Na verdade, não somos mais os mesmos depois de algumas experiências. Coração partido é apenas uma delas. Mas também não somos mais os mesmos depois de morar sozinhos. Não somos mais os mesmos depois de fazer um curso interessante e que nos fez refletir sobre muita coisa. Como também não somos mais os mesmos depois de uma experiência religiosa. As pessoas que são mães e pais também afirmam que após o serem também nunca mais serão os mesmos, independente de como estejam os filhos.

Estamos em constante movimento. E na iminência da mudança das estações, árvores mudam completamente de um dia pro outro. E algumas levam marcas antigas em seus troncos. Mas continuam ali, florescendo na primavera e perdendo suas folhas no outono, permanecendo desfolhadas em um tempo de resistência, mas também permanecendo floridas enquanto o tempo lhe permitir.
E aí, independente de não sermos mais os mesmos, de levarmos marcas que nos acompanharão, viveremos novamente e passaremos por outras situações. Algumas nos farão lembrar outras. Outras, serão completamente diferentes e nos farão ter outras marcas. Algumas podem não ser tão profundas. A verdade é que aprendemos a lidar de diferentes formas às experiências.
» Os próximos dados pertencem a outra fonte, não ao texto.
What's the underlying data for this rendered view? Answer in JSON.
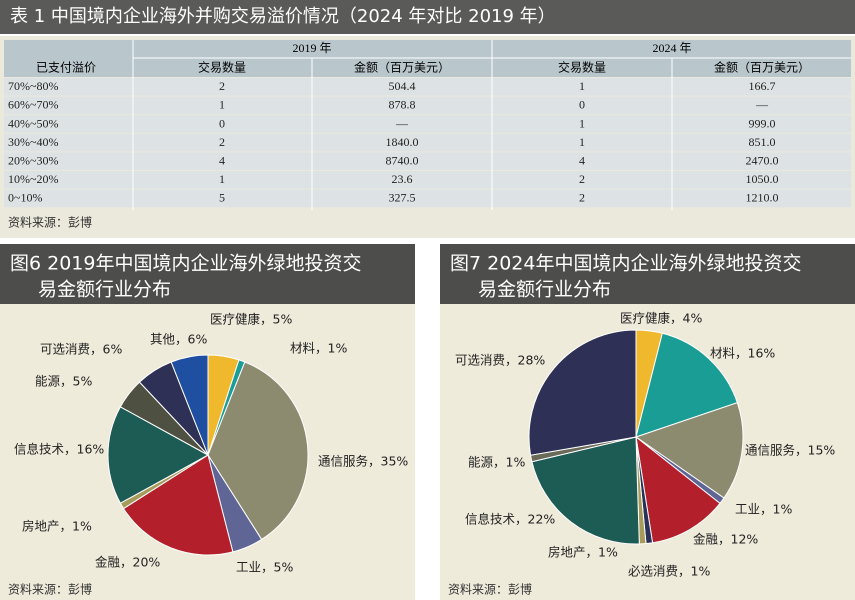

Aprendemos a reconhecer algumas situações e alguns sinais. Minha mãe e minha avó costumavam dizer que sinal de chuvas longas eram formigas com asa ou mosquitos. Já Luiz Gonzaga foi um pouco mais poeta e lembrou das flores de mandacaru que antecedem as chuvas no sertão. De onde eu vim era assim, mas aqui em Portugal já não sei reconhecer sinais que antecedem as grandes chuvas e não lembro de ter visto uma só formiga ou mosquito anunciando chuvas no inverno. Posso passar tempos sem ver formigas com asas. Mas no dia que vê-las, vou lembrar e procurar outros sinais que pareçam com as situações que antecedem as grandes chuvas no Nordeste Brasileiro. 


Quem já passou por experiências dolorosas aprende a ver alguns sinais e a evitar algumas situações. Já dizia outra frase da minha mãe e da minha avó: gato escaldado tem medo de água fria. É verdade que não podemos deixar o medo nos paralisar. Não é porque tive uma ou algumas situações ruins que todas as outras serão assim. Ou serão boas por algum tempo. E quando começar a fazer mal é hora de perceber os sinais que antecedem coisas ruins. É possível que ainda fiquem dores. E tudo bem senti-las novamente. Saber reconhecer alguns sinais de algo doloroso não nos torna insensíveis a elas. E que bom que não. A dor é importante pra nos avisar que há algo errado e que é preciso cuidar.